I'm running for mayor of Paraty and want YOUUUU to vote for ME to bring a new change and a promise for a better Paraty and a better tomoorrow!!! The Paraty aint over!!! I will bring you what you want, like real caramel pipoca instead of this ratchet ass looking red apple flavor, i will bring you a starbucks and a walmart and bigger roads with carpool lanes and i will also bring you quality dog catchers to get rid of the random dogs strolling in the streets. I just received the official endorsement of my candidacy from Will Smith, Kanye West and Angela Merkel! So dont forget to vote me, MELISSA ZAZUETA for mayor of Paraty, and the world will remember your grandeur and your delight. Stand up and cast your ballot next tuesday, ill see you at the polls!

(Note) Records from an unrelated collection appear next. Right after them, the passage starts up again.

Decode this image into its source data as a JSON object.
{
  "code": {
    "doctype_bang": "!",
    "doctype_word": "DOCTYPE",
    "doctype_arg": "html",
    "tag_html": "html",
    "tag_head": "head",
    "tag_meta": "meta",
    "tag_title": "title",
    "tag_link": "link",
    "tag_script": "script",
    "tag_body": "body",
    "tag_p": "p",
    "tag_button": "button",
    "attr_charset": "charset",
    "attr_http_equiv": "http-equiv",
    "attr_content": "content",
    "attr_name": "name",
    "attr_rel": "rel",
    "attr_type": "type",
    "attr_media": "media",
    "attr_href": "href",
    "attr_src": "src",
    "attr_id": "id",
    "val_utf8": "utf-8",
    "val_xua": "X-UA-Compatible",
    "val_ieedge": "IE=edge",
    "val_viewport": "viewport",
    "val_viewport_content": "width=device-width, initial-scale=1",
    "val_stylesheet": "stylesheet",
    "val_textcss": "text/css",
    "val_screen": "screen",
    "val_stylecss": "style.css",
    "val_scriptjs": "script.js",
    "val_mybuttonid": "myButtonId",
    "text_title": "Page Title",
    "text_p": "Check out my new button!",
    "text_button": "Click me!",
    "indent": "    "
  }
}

WE'RE GETTING A DIVORCE ITS OVER

SCREW YOU PÃO DE QUEIJOS, IM OVER YOUU I DONT WANT YOU IN MY LIFE, IT WAS NEVER REALLY GOOD TO BEGIN WITH, WHAT I ONCE THOUGHT WAS LOVE WAS JUST LUST AND MY PASSION FOR YOU HAS TURNED INTO SHEER DISAPPOINTMENT. UGH, GOOD RIDDANCE CALORIE BALLS, DONT CALL ME AND DONT LOOK AT ME EVER AGAIN. (EVEN IF YOU'RE FREE, IM TURNING YOU DOWN) I HATE U.

Wednesday, May 1, 2013

Grannnyyy dont look at me like dat

Ohkay so i live i with an 84 year old lady she's cute and nice and whatever, and the place is really great, food is great, my room is great, HOWEVERRRRRRRRRRRRRRRRR, i can only get internet in the living rooom cuz i use the neighbors wifi. So at times like now when im staying up lateeeeeee onlineeee, i always make weird eye contact with granny who gets up and goes to the restroom during the weee hours of the night. She just looked at me like what the hell are u doin there in the darkkkkk!!! dammit i shouldnt have left my door open to my room cuz its right next to hers and so she automatically saw that i wasnt in it!!!! i prolly look like a crazzyyyyy creeeeper all in da cornerrrr on my computer........... ugh RATCH RIO LIFEEEE. okay well granny just lemme do what i want and go back to bed.

Random funny of the day

well it was night but you know what i mean, hahahazz so like here in Brazil the pharmacies can deliver to your house so like my granny was waiting for her drugsss and then when the guy was at the door the maid opened it and went to give him the money so i RANDOMLY YELLL, WHERE'S THE PIZZZZZZZZZZZZZZZZZZAAAA?????????????????!!!!!!!! omgggg he hella laughed, omg it was toooo goood hahaahaa i crack myself uppp!! im funny in all the languages, who woulda thought!

dont do it,,, EVERRR

okay like i thought i was the best plan ever, like so healthy im ssoo coool yaya look how creative im getting with my snackssssss,,,,,,,,,NOOOOOOOOOOOOO,,,, DONT EVERR EAT BELLPEPPERS AT NIGHT WTF WAS I THINKINGGGGGGGGGGGGGGGGGGGGG. UGHHHHHH my pooor tummmy and the damn night before i messed up the same and had fricken mangooo -___________- i cant have certain things at night, so now im wireddd with an upset stomachhh :(( pooooorr meeeee. and my fricken maid was like omggg i knew ur stomach was gonna hurt when i saw you eating that... OMG U DUMB HOEE WHY DIDNT U TELL ME WHEN I WAS IN THE MIDDLE OF EATING ITTTTTTTTTTTTTT!!!!!!!!!!!! ugh wateversss at least she made me some tea to kinda help it.. plop ploppp. oh i worked out 2x todayyy BAMMM 2 months left to KILL IT BEFORE GOIN BACK SEXY TO THE STATES. BOW DOWNNNNNNN

omgggg plzz platform converse

Red converse platforms iz all i have to sayyy, hopefully they have my size tomorrow!!!!

i was born to TROLLLLLL

likeeeee i think i barely got into this trend but i fricken love it and think i was meant for it like im super good at trolling peopleee muauahahaa its soo funn!!!! like this lady at the gym had written her name down on the waiting list for the next available machine and her name was Livia which happens to be the name of the evil actress in the biggest soapopera here in Brazil called Salve Jorge so i grabbed the pen and wrote down the character's last name, Marini so everyone saw the name Livia Marini on the board and then i just bounced the hell outttt omggg i almost died when the idea came into my head!!